2. The method of claim 1, further comprising receiving acoustic data signals corresponding to the telephone call, and performing speech recognition on the received acoustic data to determine the lexical content of the call.

3. The method of claim 1, further comprising receiving descriptive information for a call.

4. The method of claim 3, wherein the descriptive information comprises at least one of the following: call duration, call time, caller identification, and agent identification.

5. The method of claim 3, wherein identifying features comprises identifying features based on the descriptive information.

6. The method of claim 1, wherein lexical content comprises words.

7. The method of claim 1, wherein one of the one or more features comprises at least one term frequency feature.

8. The method of claim 1, wherein one of the one or more features comprises a readability feature.

9. The method of claim 1, wherein one of the one or more features comprises a feature classifying utterances.

10. The method of claim 9, wherein classifying utterances comprises classifying an utterance as at least one of the following: a question, an answer, and a hesitation.

11. The method of claim 1, wherein one of the one or more features comprises a feature representing the agent's adherence to a script.

12. The method of claim 1, further comprising receiving identification of a speaker of identified lexical content.

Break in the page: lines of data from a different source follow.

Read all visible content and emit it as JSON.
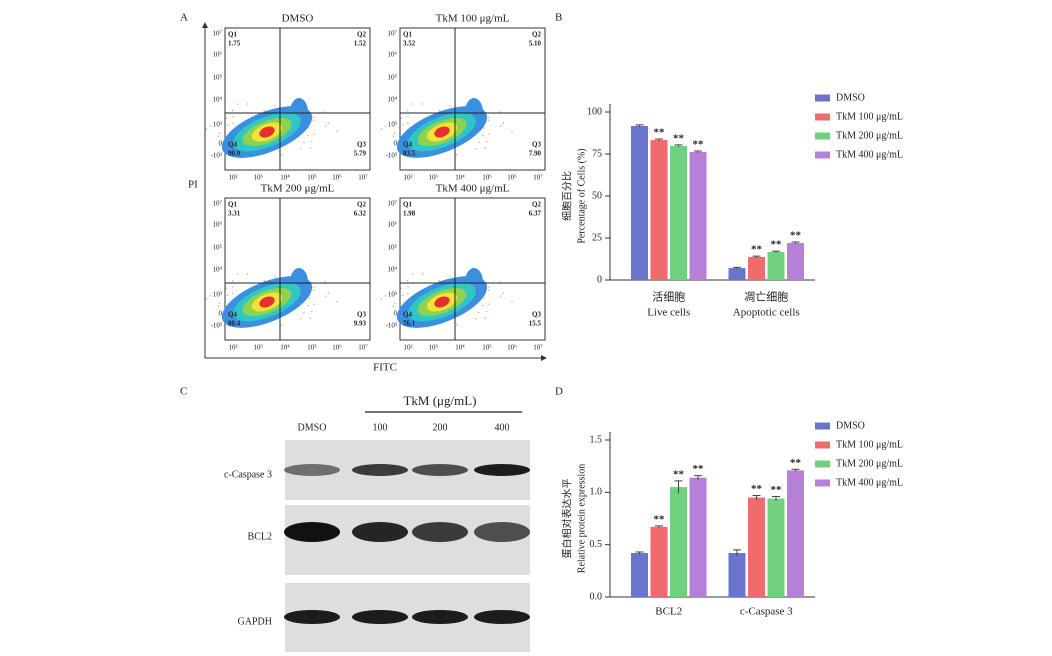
{
  "flow": {
    "label": "A",
    "ylabel": "PI",
    "xlabel": "FITC",
    "yticks": [
      "10⁷",
      "10⁶",
      "10⁵",
      "10⁴",
      "10³",
      "0",
      "-10³"
    ],
    "xticks": [
      "10²",
      "10³",
      "10⁴",
      "10⁵",
      "10⁶",
      "10⁷"
    ],
    "plots": [
      {
        "title": "DMSO",
        "quadrants": [
          {
            "name": "Q1",
            "value": "1.75"
          },
          {
            "name": "Q2",
            "value": "1.52"
          },
          {
            "name": "Q3",
            "value": "5.79"
          },
          {
            "name": "Q4",
            "value": "90.9"
          }
        ]
      },
      {
        "title": "TkM 100 μg/mL",
        "quadrants": [
          {
            "name": "Q1",
            "value": "3.52"
          },
          {
            "name": "Q2",
            "value": "5.10"
          },
          {
            "name": "Q3",
            "value": "7.90"
          },
          {
            "name": "Q4",
            "value": "83.5"
          }
        ]
      },
      {
        "title": "TkM 200 μg/mL",
        "quadrants": [
          {
            "name": "Q1",
            "value": "3.31"
          },
          {
            "name": "Q2",
            "value": "6.32"
          },
          {
            "name": "Q3",
            "value": "9.93"
          },
          {
            "name": "Q4",
            "value": "80.4"
          }
        ]
      },
      {
        "title": "TkM 400 μg/mL",
        "quadrants": [
          {
            "name": "Q1",
            "value": "1.98"
          },
          {
            "name": "Q2",
            "value": "6.37"
          },
          {
            "name": "Q3",
            "value": "15.5"
          },
          {
            "name": "Q4",
            "value": "76.1"
          }
        ]
      }
    ]
  },
  "blot": {
    "label": "C",
    "group_label": "TkM (μg/mL)",
    "lanes": [
      "DMSO",
      "100",
      "200",
      "400"
    ],
    "rows": [
      "c-Caspase 3",
      "BCL2",
      "GAPDH"
    ]
  },
  "chart_data": [
    {
      "type": "bar",
      "label": "B",
      "ylabel_zh": "细胞百分比",
      "ylabel": "Percentage of Cells (%)",
      "categories_zh": [
        "活细胞",
        "凋亡细胞"
      ],
      "categories": [
        "Live cells",
        "Apoptotic cells"
      ],
      "ylim": [
        0,
        100
      ],
      "yticks": [
        0,
        25,
        50,
        75,
        100
      ],
      "legend": "upper right",
      "series": [
        {
          "name": "DMSO",
          "color": "#6b74cc",
          "values": [
            91.7,
            7.1
          ],
          "errors": [
            0.6,
            0.4
          ],
          "annotations": [
            null,
            null
          ]
        },
        {
          "name": "TkM 100 μg/mL",
          "color": "#f06b6b",
          "values": [
            83.3,
            13.7
          ],
          "errors": [
            0.6,
            0.5
          ],
          "annotations": [
            "**",
            "**"
          ]
        },
        {
          "name": "TkM 200 μg/mL",
          "color": "#6fd07d",
          "values": [
            79.8,
            16.7
          ],
          "errors": [
            0.6,
            0.5
          ],
          "annotations": [
            "**",
            "**"
          ]
        },
        {
          "name": "TkM 400 μg/mL",
          "color": "#b67fd8",
          "values": [
            76.2,
            22.0
          ],
          "errors": [
            0.6,
            0.6
          ],
          "annotations": [
            "**",
            "**"
          ]
        }
      ]
    },
    {
      "type": "bar",
      "label": "D",
      "ylabel_zh": "蛋白相对表达水平",
      "ylabel": "Relative protein expression",
      "categories": [
        "BCL2",
        "c-Caspase 3"
      ],
      "ylim": [
        0,
        1.5
      ],
      "yticks": [
        {
          "value": 0,
          "label": "0.0"
        },
        0.5,
        {
          "value": 1,
          "label": "1.0"
        },
        1.5
      ],
      "legend": "upper right",
      "series": [
        {
          "name": "DMSO",
          "color": "#6b74cc",
          "values": [
            0.42,
            0.42
          ],
          "errors": [
            0.01,
            0.03
          ],
          "annotations": [
            null,
            null
          ]
        },
        {
          "name": "TkM 100 μg/mL",
          "color": "#f06b6b",
          "values": [
            0.67,
            0.95
          ],
          "errors": [
            0.01,
            0.02
          ],
          "annotations": [
            "**",
            "**"
          ]
        },
        {
          "name": "TkM 200 μg/mL",
          "color": "#6fd07d",
          "values": [
            1.05,
            0.94
          ],
          "errors": [
            0.06,
            0.02
          ],
          "annotations": [
            "**",
            "**"
          ]
        },
        {
          "name": "TkM 400 μg/mL",
          "color": "#b67fd8",
          "values": [
            1.14,
            1.21
          ],
          "errors": [
            0.02,
            0.01
          ],
          "annotations": [
            "**",
            "**"
          ]
        }
      ]
    }
  ]
}
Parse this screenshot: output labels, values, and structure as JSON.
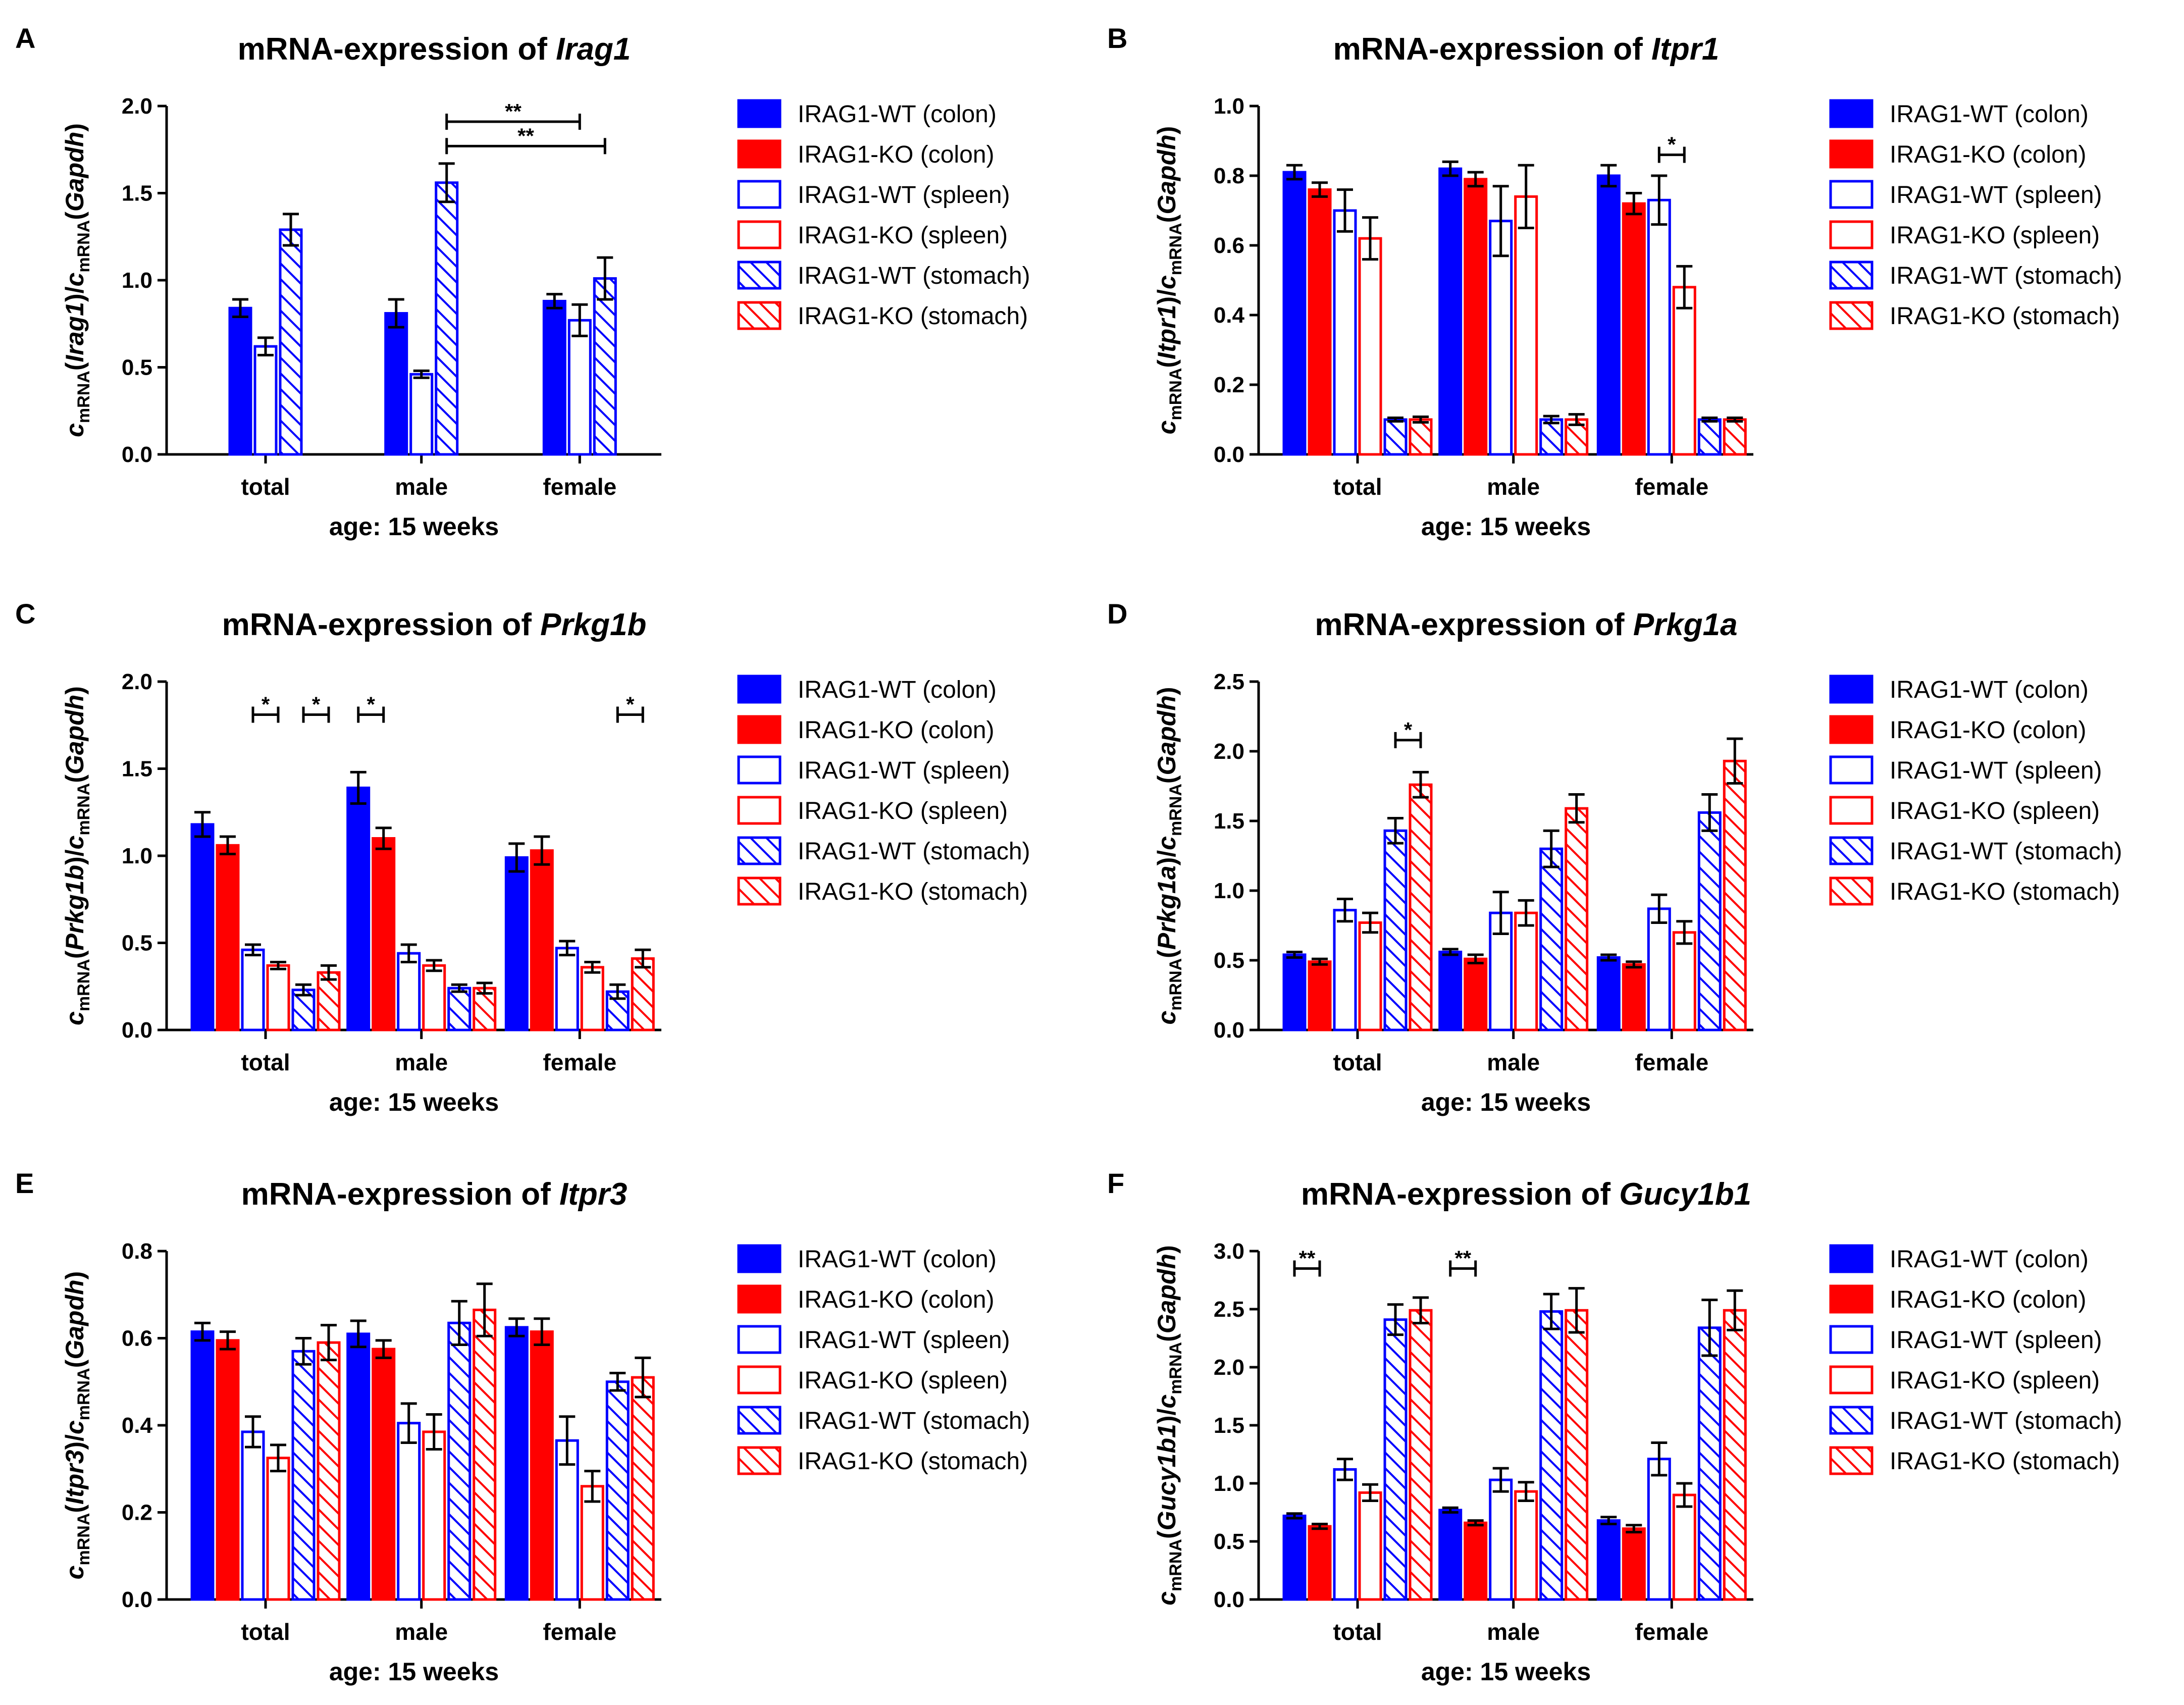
{
  "colors": {
    "wt": "#0000ff",
    "ko": "#ff0000",
    "axis": "#000000"
  },
  "legend": [
    {
      "label": "IRAG1-WT (colon)",
      "color": "#0000ff",
      "style": "solid"
    },
    {
      "label": "IRAG1-KO (colon)",
      "color": "#ff0000",
      "style": "solid"
    },
    {
      "label": "IRAG1-WT (spleen)",
      "color": "#0000ff",
      "style": "open"
    },
    {
      "label": "IRAG1-KO (spleen)",
      "color": "#ff0000",
      "style": "open"
    },
    {
      "label": "IRAG1-WT (stomach)",
      "color": "#0000ff",
      "style": "hatch"
    },
    {
      "label": "IRAG1-KO (stomach)",
      "color": "#ff0000",
      "style": "hatch"
    }
  ],
  "chart_data": [
    {
      "panel": "A",
      "type": "bar",
      "title_prefix": "mRNA-expression of ",
      "gene": "Irag1",
      "ylabel_gene": "Irag1",
      "categories": [
        "total",
        "male",
        "female"
      ],
      "xlabel": "age: 15 weeks",
      "ylim": [
        0,
        2.0
      ],
      "yticks": [
        "0.0",
        "0.5",
        "1.0",
        "1.5",
        "2.0"
      ],
      "series": [
        {
          "name": "IRAG1-WT (colon)",
          "values": [
            0.84,
            0.81,
            0.88
          ],
          "errors": [
            0.05,
            0.08,
            0.04
          ]
        },
        {
          "name": "IRAG1-WT (spleen)",
          "values": [
            0.62,
            0.46,
            0.77
          ],
          "errors": [
            0.05,
            0.02,
            0.09
          ]
        },
        {
          "name": "IRAG1-WT (stomach)",
          "values": [
            1.29,
            1.56,
            1.01
          ],
          "errors": [
            0.09,
            0.11,
            0.12
          ]
        }
      ],
      "significance": [
        {
          "label": "**",
          "from": [
            1,
            2
          ],
          "to": [
            2,
            1
          ],
          "y": 1.91
        },
        {
          "label": "**",
          "from": [
            1,
            2
          ],
          "to": [
            2,
            2
          ],
          "y": 1.77
        }
      ]
    },
    {
      "panel": "B",
      "type": "bar",
      "title_prefix": "mRNA-expression of ",
      "gene": "Itpr1",
      "ylabel_gene": "Itpr1",
      "categories": [
        "total",
        "male",
        "female"
      ],
      "xlabel": "age: 15 weeks",
      "ylim": [
        0,
        1.0
      ],
      "yticks": [
        "0.0",
        "0.2",
        "0.4",
        "0.6",
        "0.8",
        "1.0"
      ],
      "series": [
        {
          "name": "IRAG1-WT (colon)",
          "values": [
            0.81,
            0.82,
            0.8
          ],
          "errors": [
            0.02,
            0.02,
            0.03
          ]
        },
        {
          "name": "IRAG1-KO (colon)",
          "values": [
            0.76,
            0.79,
            0.72
          ],
          "errors": [
            0.02,
            0.02,
            0.03
          ]
        },
        {
          "name": "IRAG1-WT (spleen)",
          "values": [
            0.7,
            0.67,
            0.73
          ],
          "errors": [
            0.06,
            0.1,
            0.07
          ]
        },
        {
          "name": "IRAG1-KO (spleen)",
          "values": [
            0.62,
            0.74,
            0.48
          ],
          "errors": [
            0.06,
            0.09,
            0.06
          ]
        },
        {
          "name": "IRAG1-WT (stomach)",
          "values": [
            0.1,
            0.1,
            0.1
          ],
          "errors": [
            0.005,
            0.01,
            0.005
          ]
        },
        {
          "name": "IRAG1-KO (stomach)",
          "values": [
            0.1,
            0.1,
            0.1
          ],
          "errors": [
            0.008,
            0.015,
            0.005
          ]
        }
      ],
      "significance": [
        {
          "label": "*",
          "from": [
            2,
            2
          ],
          "to": [
            2,
            3
          ],
          "y": 0.86
        }
      ]
    },
    {
      "panel": "C",
      "type": "bar",
      "title_prefix": "mRNA-expression of ",
      "gene": "Prkg1b",
      "ylabel_gene": "Prkg1b",
      "categories": [
        "total",
        "male",
        "female"
      ],
      "xlabel": "age: 15 weeks",
      "ylim": [
        0,
        2.0
      ],
      "yticks": [
        "0.0",
        "0.5",
        "1.0",
        "1.5",
        "2.0"
      ],
      "series": [
        {
          "name": "IRAG1-WT (colon)",
          "values": [
            1.18,
            1.39,
            0.99
          ],
          "errors": [
            0.07,
            0.09,
            0.08
          ]
        },
        {
          "name": "IRAG1-KO (colon)",
          "values": [
            1.06,
            1.1,
            1.03
          ],
          "errors": [
            0.05,
            0.06,
            0.08
          ]
        },
        {
          "name": "IRAG1-WT (spleen)",
          "values": [
            0.46,
            0.44,
            0.47
          ],
          "errors": [
            0.03,
            0.05,
            0.04
          ]
        },
        {
          "name": "IRAG1-KO (spleen)",
          "values": [
            0.37,
            0.37,
            0.36
          ],
          "errors": [
            0.02,
            0.03,
            0.03
          ]
        },
        {
          "name": "IRAG1-WT (stomach)",
          "values": [
            0.23,
            0.24,
            0.22
          ],
          "errors": [
            0.03,
            0.02,
            0.04
          ]
        },
        {
          "name": "IRAG1-KO (stomach)",
          "values": [
            0.33,
            0.24,
            0.41
          ],
          "errors": [
            0.04,
            0.03,
            0.05
          ]
        }
      ],
      "significance": [
        {
          "label": "*",
          "from": [
            0,
            2
          ],
          "to": [
            0,
            3
          ],
          "y": 1.81
        },
        {
          "label": "*",
          "from": [
            0,
            4
          ],
          "to": [
            0,
            5
          ],
          "y": 1.81
        },
        {
          "label": "*",
          "from": [
            1,
            0
          ],
          "to": [
            1,
            1
          ],
          "y": 1.81
        },
        {
          "label": "*",
          "from": [
            2,
            4
          ],
          "to": [
            2,
            5
          ],
          "y": 1.81
        }
      ]
    },
    {
      "panel": "D",
      "type": "bar",
      "title_prefix": "mRNA-expression of ",
      "gene": "Prkg1a",
      "ylabel_gene": "Prkg1a",
      "categories": [
        "total",
        "male",
        "female"
      ],
      "xlabel": "age: 15 weeks",
      "ylim": [
        0,
        2.5
      ],
      "yticks": [
        "0.0",
        "0.5",
        "1.0",
        "1.5",
        "2.0",
        "2.5"
      ],
      "series": [
        {
          "name": "IRAG1-WT (colon)",
          "values": [
            0.54,
            0.56,
            0.52
          ],
          "errors": [
            0.02,
            0.02,
            0.02
          ]
        },
        {
          "name": "IRAG1-KO (colon)",
          "values": [
            0.49,
            0.51,
            0.47
          ],
          "errors": [
            0.02,
            0.03,
            0.02
          ]
        },
        {
          "name": "IRAG1-WT (spleen)",
          "values": [
            0.86,
            0.84,
            0.87
          ],
          "errors": [
            0.08,
            0.15,
            0.1
          ]
        },
        {
          "name": "IRAG1-KO (spleen)",
          "values": [
            0.77,
            0.84,
            0.7
          ],
          "errors": [
            0.07,
            0.09,
            0.08
          ]
        },
        {
          "name": "IRAG1-WT (stomach)",
          "values": [
            1.43,
            1.3,
            1.56
          ],
          "errors": [
            0.09,
            0.13,
            0.13
          ]
        },
        {
          "name": "IRAG1-KO (stomach)",
          "values": [
            1.76,
            1.59,
            1.93
          ],
          "errors": [
            0.09,
            0.1,
            0.16
          ]
        }
      ],
      "significance": [
        {
          "label": "*",
          "from": [
            0,
            4
          ],
          "to": [
            0,
            5
          ],
          "y": 2.08
        }
      ]
    },
    {
      "panel": "E",
      "type": "bar",
      "title_prefix": "mRNA-expression of ",
      "gene": "Itpr3",
      "ylabel_gene": "Itpr3",
      "categories": [
        "total",
        "male",
        "female"
      ],
      "xlabel": "age: 15 weeks",
      "ylim": [
        0,
        0.8
      ],
      "yticks": [
        "0.0",
        "0.2",
        "0.4",
        "0.6",
        "0.8"
      ],
      "series": [
        {
          "name": "IRAG1-WT (colon)",
          "values": [
            0.615,
            0.61,
            0.625
          ],
          "errors": [
            0.02,
            0.03,
            0.02
          ]
        },
        {
          "name": "IRAG1-KO (colon)",
          "values": [
            0.595,
            0.575,
            0.615
          ],
          "errors": [
            0.02,
            0.02,
            0.03
          ]
        },
        {
          "name": "IRAG1-WT (spleen)",
          "values": [
            0.385,
            0.405,
            0.365
          ],
          "errors": [
            0.035,
            0.045,
            0.055
          ]
        },
        {
          "name": "IRAG1-KO (spleen)",
          "values": [
            0.325,
            0.385,
            0.26
          ],
          "errors": [
            0.03,
            0.04,
            0.035
          ]
        },
        {
          "name": "IRAG1-WT (stomach)",
          "values": [
            0.57,
            0.635,
            0.5
          ],
          "errors": [
            0.03,
            0.05,
            0.02
          ]
        },
        {
          "name": "IRAG1-KO (stomach)",
          "values": [
            0.59,
            0.665,
            0.51
          ],
          "errors": [
            0.04,
            0.06,
            0.045
          ]
        }
      ],
      "significance": []
    },
    {
      "panel": "F",
      "type": "bar",
      "title_prefix": "mRNA-expression of ",
      "gene": "Gucy1b1",
      "ylabel_gene": "Gucy1b1",
      "categories": [
        "total",
        "male",
        "female"
      ],
      "xlabel": "age: 15 weeks",
      "ylim": [
        0,
        3.0
      ],
      "yticks": [
        "0.0",
        "0.5",
        "1.0",
        "1.5",
        "2.0",
        "2.5",
        "3.0"
      ],
      "series": [
        {
          "name": "IRAG1-WT (colon)",
          "values": [
            0.72,
            0.77,
            0.68
          ],
          "errors": [
            0.02,
            0.02,
            0.03
          ]
        },
        {
          "name": "IRAG1-KO (colon)",
          "values": [
            0.63,
            0.66,
            0.61
          ],
          "errors": [
            0.02,
            0.02,
            0.03
          ]
        },
        {
          "name": "IRAG1-WT (spleen)",
          "values": [
            1.12,
            1.03,
            1.21
          ],
          "errors": [
            0.09,
            0.1,
            0.14
          ]
        },
        {
          "name": "IRAG1-KO (spleen)",
          "values": [
            0.92,
            0.93,
            0.9
          ],
          "errors": [
            0.07,
            0.08,
            0.1
          ]
        },
        {
          "name": "IRAG1-WT (stomach)",
          "values": [
            2.41,
            2.48,
            2.34
          ],
          "errors": [
            0.13,
            0.15,
            0.24
          ]
        },
        {
          "name": "IRAG1-KO (stomach)",
          "values": [
            2.49,
            2.49,
            2.49
          ],
          "errors": [
            0.11,
            0.19,
            0.17
          ]
        }
      ],
      "significance": [
        {
          "label": "**",
          "from": [
            0,
            0
          ],
          "to": [
            0,
            1
          ],
          "y": 2.85
        },
        {
          "label": "**",
          "from": [
            1,
            0
          ],
          "to": [
            1,
            1
          ],
          "y": 2.85
        }
      ]
    }
  ]
}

13. The method of claim 12, further comprising identifying a speaker of identified lexical content.

14. The method of claim 12, wherein one of the one or more features comprises a feature measuring agent speaking time.

15. The method of claim 12, wherein one of the one or more features comprises a feature measuring caller speaking time.

16. The method of claim 1, wherein analysis comprises representing at least some of the calls in a vector space model.

17. The method of claim 16, further comprising determining clusters of calls in the vector space model.

18. The method of claim 16, wherein determining clusters comprises k-means clustering.

19. The method of claim 16, further comprising tracking clusters of calls over time.

20. The method of claim 19, wherein tracking comprises identifying new clusters.

21. The method of claim 19, wherein tracking comprises identifying changes in a cluster.

22. The method of claim 16, further comprising using the vector space model to identify calls similar to a call having specified properties.

23. The method of claim 16, further comprising using the vector space model to identify calls similar to a specified call.

24. The method of claim 1, wherein collectively analyzing comprises receiving an ad-hoc query and ranking calls based on the query.

25. The method of claim 24, wherein the query comprises a boolean query.

26. The method of claim 24, wherein ranking comprises determining the term frequency of terms in call.

27. The method of claim 26, wherein ranking comprises determining the term frequency of terms in a corpus of calls and using an inverse document frequency statistic.

28. The method of claim 1, wherein collectively analyzing comprises analyzing using a natural language processing technique.

29. The method of claim 1 , further comprising storing audio signal data for at least some of the calls.

30. The method of claim 29, wherein reporting comprises providing the audio signal data for playback.

31. The method of claim 1 , wherein collectively analyzing comprises identifying call topics handled by call center agents.

32. The method of claim 1, wherein collectively analyzing comprises determining the performance of call center agents.

33. Software disposed on a computer readable medium, for use at a call center having one or more agents handling calls at one or more call center stations, the software including instructions for causing a processor to: receive lexical content of a telephone call handled by a call center agent, the lexical content being identified by a speech recognition system; identify one or more features of the telephone call based on the received lexical content; store the identified features along with the identified features of other telephone calls; collectively analyze the features of telephone calls; and report the analysis.